Conclusa la fase della mobilità per l'anno scolastico 2026/27, il quadro organico che emerge dai dati ministeriali conferma una struttura del problema ormai consolidata: i posti vacanti e disponibili ammontano complessivamente a 46.826, distribuiti tra posto comune e sostegno su tutti i gradi di istruzione. Si tratta dell'organico di diritto privo di titolare, che costituisce la base su cui si innesteranno le imminenti procedure di immissione in ruolo.
La distribuzione per ordine e grado
Le disponibilità risultano così ripartite: 4.240 posti nella scuola dell'infanzia (3.454 su posto comune, 786 su sostegno); 18.799 nella primaria (10.584 su posto comune, 8.215 su sostegno); 7.734 nella secondaria di primo grado (6.330 su posto comune, 1.404 su sostegno); 16.053 nella secondaria di secondo grado (14.997 su posto comune, 1.056 su sostegno). Il dato più rilevante riguarda il sostegno nella primaria: la quota di posti di sostegno non coperti supera ampiamente quella dei posti comuni, segnalando una pressione strutturale su un segmento già cronicamente in difficoltà.
La concentrazione geografica al Nord
La distribuzione territoriale del fabbisogno non è uniforme.
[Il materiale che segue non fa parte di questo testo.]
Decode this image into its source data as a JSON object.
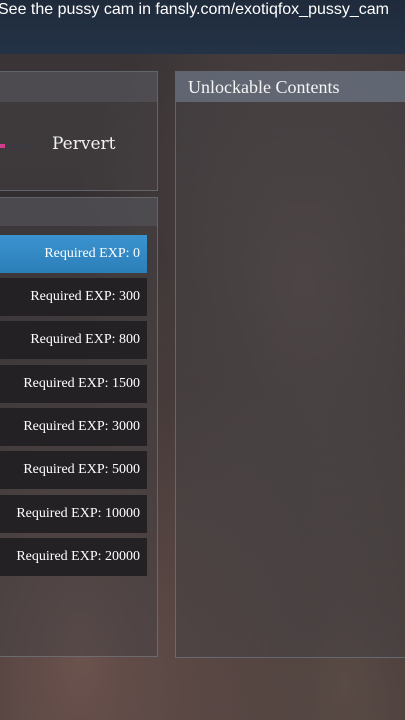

Oltre la metà dei posti vacanti si concentra nelle regioni settentrionali, con Lombardia, Veneto e Piemonte in testa per entità del deficit. Questo squilibrio tra domanda e offerta di personale docente nelle aree del Nord produce ogni anno il rapido esaurimento delle graduatorie provinciali e il ricorso alle procedure di interpello, con spostamenti di supplenti dal resto del Paese nelle settimane immediatamente precedenti l'avvio delle lezioni.
Organico di diritto e organico di fatto: due piani distinti
I quasi 47mila posti censiti rappresentano la quota di organico di diritto, ossia le cattedre prive di titolare su base annuale. A questi si aggiunge l'organico di fatto, composto da posti che non risultano vacanti a titolo permanente ma che si rendono disponibili per il singolo anno scolastico in ragione di classi aggiuntive autorizzate, sdoppiamenti e, soprattutto, posti di sostegno in deroga. A questi si sommano almeno 50mila posti in deroga sul sostegno, che per definizione non possono essere utilizzati per le immissioni in ruolo e vengono coperti con contratti a tempo determinato fino al 30 giugno.
Il risultato è una divaricazione significativa tra il numero di cattedre vacanti censite e il volume effettivo di contratti a tempo determinato stipulati ogni anno. Per il 2024/25, i dati del portale unico ministeriale registravano circa 236mila contratti a tempo determinato complessivi: un ordine di grandezza che supera di cinque volte i posti di organico di diritto scoperti. La frammentazione degli spezzoni orari — frequente nelle classi di concorso della secondaria con quadri orari ridotti — contribuisce a gonfiare le statistiche, poiché ogni spezzone genera un contratto giuridicamente autonomo pur non costituendo una cattedra a tempo pieno.
Le prossime scadenze
Nelle prossime settimane gli Uffici scolastici territoriali avvieranno le operazioni di immissione in ruolo per i candidati collocati nelle graduatorie provinciali, con scelta telematica della sede. Contestualmente si aprirà la fase di assegnazione delle supplenze annuali tramite GPS e graduatorie d'istituto, che chiuderà — come ogni anno — solo a ridosso dell'inizio delle lezioni.